Daydreams & Nightmares of Intellectual Property
Most folks aren't aware that you can file a patent to claim a life form as your own invention.
Opponents of biological patents argue that these legal instruments treat life as a commodity and claim ownership that is due to Mother Nature. It's called biopiracy.
Big Biotech, among them Monsanto (creators of Agent Orange, saccharine, Roundup/glyphosate) and DuPont (makers of automotive body paints), hold such patents on GMOs (genetically modified organisms) which are rife in the American food supply but labeled or banned in 60 other countries throughout the world, including the European Union.
In 1995 the University of Mississippi Medical Centre was granted a patent for the use of turmeric to heal wounds, even though this powdered rhizome has been used in Ayurvedic medicine and South Asian cuisine for thousands of years.
In 1996 The Council of Scientific & Industrial Research (CSIR) in India requested the US Patent and Trademarks Office (USPTO) to revoke the turmeric patent on the grounds of "existing prior art" (or rather traditional knowledge and use).

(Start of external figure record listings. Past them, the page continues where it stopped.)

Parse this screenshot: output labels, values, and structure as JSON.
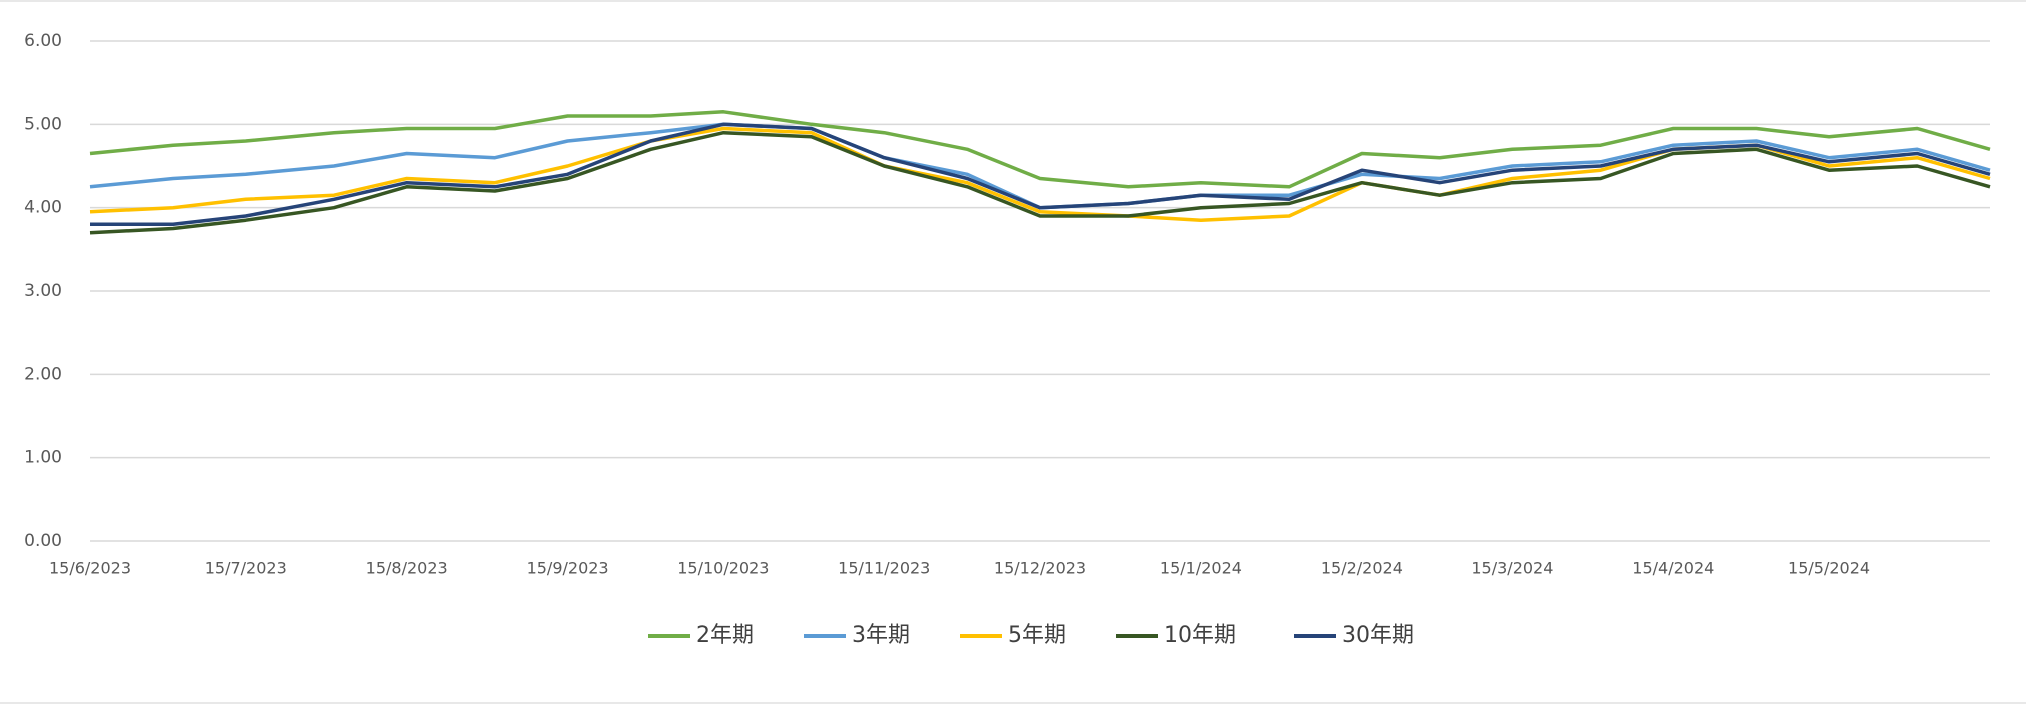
{
  "chart_data": {
    "type": "line",
    "x": [
      "15/6/2023",
      "1/7/2023",
      "15/7/2023",
      "1/8/2023",
      "15/8/2023",
      "1/9/2023",
      "15/9/2023",
      "1/10/2023",
      "15/10/2023",
      "1/11/2023",
      "15/11/2023",
      "1/12/2023",
      "15/12/2023",
      "1/1/2024",
      "15/1/2024",
      "1/2/2024",
      "15/2/2024",
      "1/3/2024",
      "15/3/2024",
      "1/4/2024",
      "15/4/2024",
      "1/5/2024",
      "15/5/2024",
      "1/6/2024",
      "15/6/2024"
    ],
    "xlim": [
      "15/6/2023",
      "15/6/2024"
    ],
    "xticks": [
      "15/6/2023",
      "15/7/2023",
      "15/8/2023",
      "15/9/2023",
      "15/10/2023",
      "15/11/2023",
      "15/12/2023",
      "15/1/2024",
      "15/2/2024",
      "15/3/2024",
      "15/4/2024",
      "15/5/2024"
    ],
    "ylim": [
      0,
      6
    ],
    "yticks": [
      {
        "value": 0,
        "label": "0.00"
      },
      {
        "value": 1,
        "label": "1.00"
      },
      {
        "value": 2,
        "label": "2.00"
      },
      {
        "value": 3,
        "label": "3.00"
      },
      {
        "value": 4,
        "label": "4.00"
      },
      {
        "value": 5,
        "label": "5.00"
      },
      {
        "value": 6,
        "label": "6.00"
      }
    ],
    "grid": true,
    "legend": "bottom",
    "series": [
      {
        "name": "2年期",
        "color": "#70ad47",
        "values": [
          4.65,
          4.75,
          4.8,
          4.9,
          4.95,
          4.95,
          5.1,
          5.1,
          5.15,
          5.0,
          4.9,
          4.7,
          4.35,
          4.25,
          4.3,
          4.25,
          4.65,
          4.6,
          4.7,
          4.75,
          4.95,
          4.95,
          4.85,
          4.95,
          4.7
        ]
      },
      {
        "name": "3年期",
        "color": "#5b9bd5",
        "values": [
          4.25,
          4.35,
          4.4,
          4.5,
          4.65,
          4.6,
          4.8,
          4.9,
          5.0,
          4.95,
          4.6,
          4.4,
          4.0,
          4.05,
          4.15,
          4.15,
          4.4,
          4.35,
          4.5,
          4.55,
          4.75,
          4.8,
          4.6,
          4.7,
          4.45
        ]
      },
      {
        "name": "5年期",
        "color": "#ffc000",
        "values": [
          3.95,
          4.0,
          4.1,
          4.15,
          4.35,
          4.3,
          4.5,
          4.8,
          4.95,
          4.9,
          4.5,
          4.3,
          3.95,
          3.9,
          3.85,
          3.9,
          4.3,
          4.15,
          4.35,
          4.45,
          4.7,
          4.75,
          4.5,
          4.6,
          4.35
        ]
      },
      {
        "name": "10年期",
        "color": "#375623",
        "values": [
          3.7,
          3.75,
          3.85,
          4.0,
          4.25,
          4.2,
          4.35,
          4.7,
          4.9,
          4.85,
          4.5,
          4.25,
          3.9,
          3.9,
          4.0,
          4.05,
          4.3,
          4.15,
          4.3,
          4.35,
          4.65,
          4.7,
          4.45,
          4.5,
          4.25
        ]
      },
      {
        "name": "30年期",
        "color": "#264478",
        "values": [
          3.8,
          3.8,
          3.9,
          4.1,
          4.3,
          4.25,
          4.4,
          4.8,
          5.0,
          4.95,
          4.6,
          4.35,
          4.0,
          4.05,
          4.15,
          4.1,
          4.45,
          4.3,
          4.45,
          4.5,
          4.7,
          4.75,
          4.55,
          4.65,
          4.4
        ]
      }
    ]
  }
}
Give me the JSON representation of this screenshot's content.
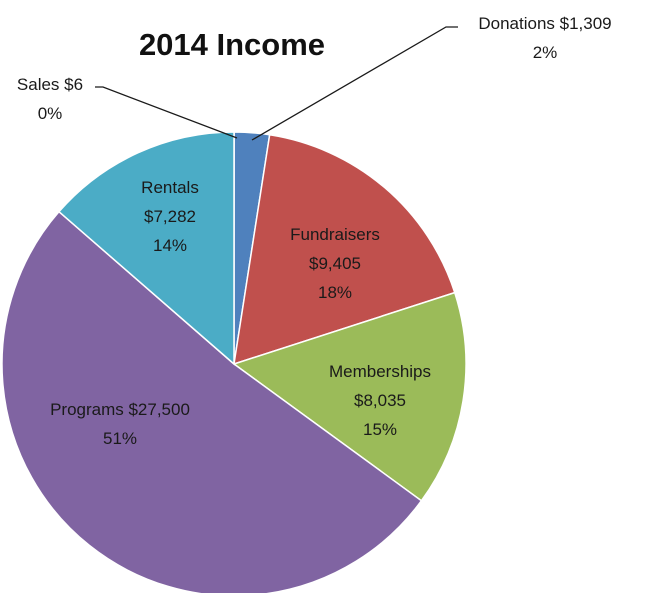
{
  "chart_data": {
    "type": "pie",
    "title": "2014 Income",
    "slices": [
      {
        "name": "Sales",
        "value_label": "$6",
        "pct_label": "0%",
        "value": 6,
        "color": "#4F81BD"
      },
      {
        "name": "Donations",
        "value_label": "$1,309",
        "pct_label": "2%",
        "value": 1309,
        "color": "#4F81BD"
      },
      {
        "name": "Fundraisers",
        "value_label": "$9,405",
        "pct_label": "18%",
        "value": 9405,
        "color": "#C0504D"
      },
      {
        "name": "Memberships",
        "value_label": "$8,035",
        "pct_label": "15%",
        "value": 8035,
        "color": "#9BBB59"
      },
      {
        "name": "Programs",
        "value_label": "$27,500",
        "pct_label": "51%",
        "value": 27500,
        "color": "#8064A2"
      },
      {
        "name": "Rentals",
        "value_label": "$7,282",
        "pct_label": "14%",
        "value": 7282,
        "color": "#4BACC6"
      }
    ],
    "start_angle_deg": 0,
    "direction": "clockwise"
  }
}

The patent was revoked in 1997. But if it hadn't, you could be sued for infringement if caught growing your own.
The US government received a patent on the composition of the Ebola virus. Why would a government need to claim invention of Ebola and protect its commercial use? I would love to hear your thoughts about this in the comments!

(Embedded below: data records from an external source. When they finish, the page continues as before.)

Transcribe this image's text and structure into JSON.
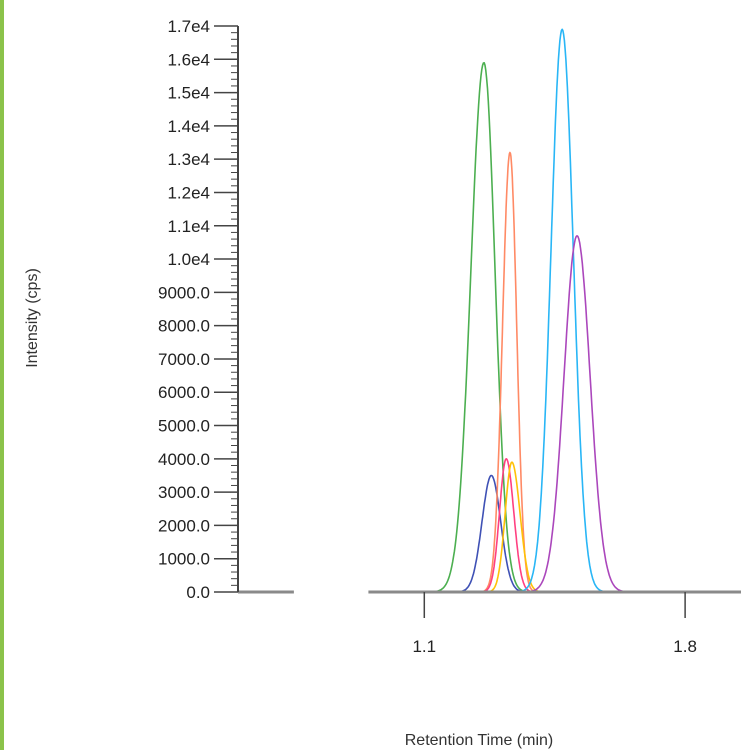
{
  "page": {
    "left_border_color": "#8bc34a"
  },
  "chart_data": {
    "type": "line",
    "title": "",
    "xlabel": "Retention Time (min)",
    "ylabel": "Intensity (cps)",
    "xlim": [
      0.6,
      1.95
    ],
    "ylim": [
      0,
      17000
    ],
    "x_ticks": [
      {
        "value": 1.1,
        "label": "1.1"
      },
      {
        "value": 1.8,
        "label": "1.8"
      }
    ],
    "y_ticks": [
      {
        "value": 0,
        "label": "0.0"
      },
      {
        "value": 1000,
        "label": "1000.0"
      },
      {
        "value": 2000,
        "label": "2000.0"
      },
      {
        "value": 3000,
        "label": "3000.0"
      },
      {
        "value": 4000,
        "label": "4000.0"
      },
      {
        "value": 5000,
        "label": "5000.0"
      },
      {
        "value": 6000,
        "label": "6000.0"
      },
      {
        "value": 7000,
        "label": "7000.0"
      },
      {
        "value": 8000,
        "label": "8000.0"
      },
      {
        "value": 9000,
        "label": "9000.0"
      },
      {
        "value": 10000,
        "label": "1.0e4"
      },
      {
        "value": 11000,
        "label": "1.1e4"
      },
      {
        "value": 12000,
        "label": "1.2e4"
      },
      {
        "value": 13000,
        "label": "1.3e4"
      },
      {
        "value": 14000,
        "label": "1.4e4"
      },
      {
        "value": 15000,
        "label": "1.5e4"
      },
      {
        "value": 16000,
        "label": "1.6e4"
      },
      {
        "value": 17000,
        "label": "1.7e4"
      }
    ],
    "minor_ticks_per_major": 5,
    "grid": false,
    "legend": "none",
    "baseline_segments": [
      [
        0.6,
        0.75
      ],
      [
        0.95,
        1.95
      ]
    ],
    "baseline_color": "#8a8a8a",
    "axis_color": "#444444",
    "series": [
      {
        "color": "#4caf50",
        "peak_x": 1.26,
        "peak_y": 15900,
        "left_width": 0.035,
        "right_width": 0.03
      },
      {
        "color": "#3f51b5",
        "peak_x": 1.28,
        "peak_y": 3500,
        "left_width": 0.025,
        "right_width": 0.025
      },
      {
        "color": "#ff8a65",
        "peak_x": 1.33,
        "peak_y": 13200,
        "left_width": 0.02,
        "right_width": 0.018
      },
      {
        "color": "#ff4081",
        "peak_x": 1.32,
        "peak_y": 4000,
        "left_width": 0.018,
        "right_width": 0.02
      },
      {
        "color": "#ffc107",
        "peak_x": 1.335,
        "peak_y": 3900,
        "left_width": 0.018,
        "right_width": 0.022
      },
      {
        "color": "#29b6f6",
        "peak_x": 1.47,
        "peak_y": 16900,
        "left_width": 0.03,
        "right_width": 0.03
      },
      {
        "color": "#ab47bc",
        "peak_x": 1.51,
        "peak_y": 10700,
        "left_width": 0.035,
        "right_width": 0.035
      }
    ]
  }
}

If Uncle Sam and Big Biotech can patent life, why can't everybody else?
I submit to you Felis catus, the common cat, heretofore known as the Purr Pillow. A self-heating, furry pillow that purrs you to sleep. Smooth and extra-fuzzy models available in all colors, patterns, and sizes.
Fozzie is my preferred model of Purr Pillow. It's obvious when it's dirty and needs washing.
If Purr Pillows controlled human access to food, water, energy, health, or had the potential to rake in billions of profits, you can be sure that somebody would already have their hand in it.
This sort of intellectual property paranoia haunted us early on in our Rub 'n Restore® venture.
The magic formula behind our vinyl and leather dye was developed by our friend JP. He sold us this "technology", but it did not come with a patent, and protecting it became a concern.
Do we patent? If so, the formula itself, the process by which it can be mixed and applied, or both?
A friend that developed and manufactures a groovy telescope focuser highly sought by the world's preeminent astronomers spent $8,000 with an attorney -- twice -- before he was granted the patent. His story is not uncommon.
Another friend, a paralegal, was no less discouraging. In acquiring a patent, you publish the information, opening the door for nearly identical knock-offs. The real problem, he pointed out, comes in defending the patent. Any behemoth can infringe on your rights. If you take them to court, you'll probably need $100,000 to defend your patent. If you lose in court, the patent essentially goes to the violators. You paid to file the patent and published your secrets, saving them patent attorney fees and the cost to reverse engineer it. In the end, all you have left is your brand name and proof that you were first to market.
We settled for a trademark. Until now, I've never shared my pipe dream of the Purr Pillow. I'd probably have to publish the entire cat genome. Talk about an engineering project! It might just be easier to sew some fake fur onto an electric blanket and stuff a pillow with a little purring motor inside. Give it a cute face and ears. It might be a big seller, seeing that it doesn't require a litterbox like the living model.
Such are the daydreams and nightmares of intellectual property.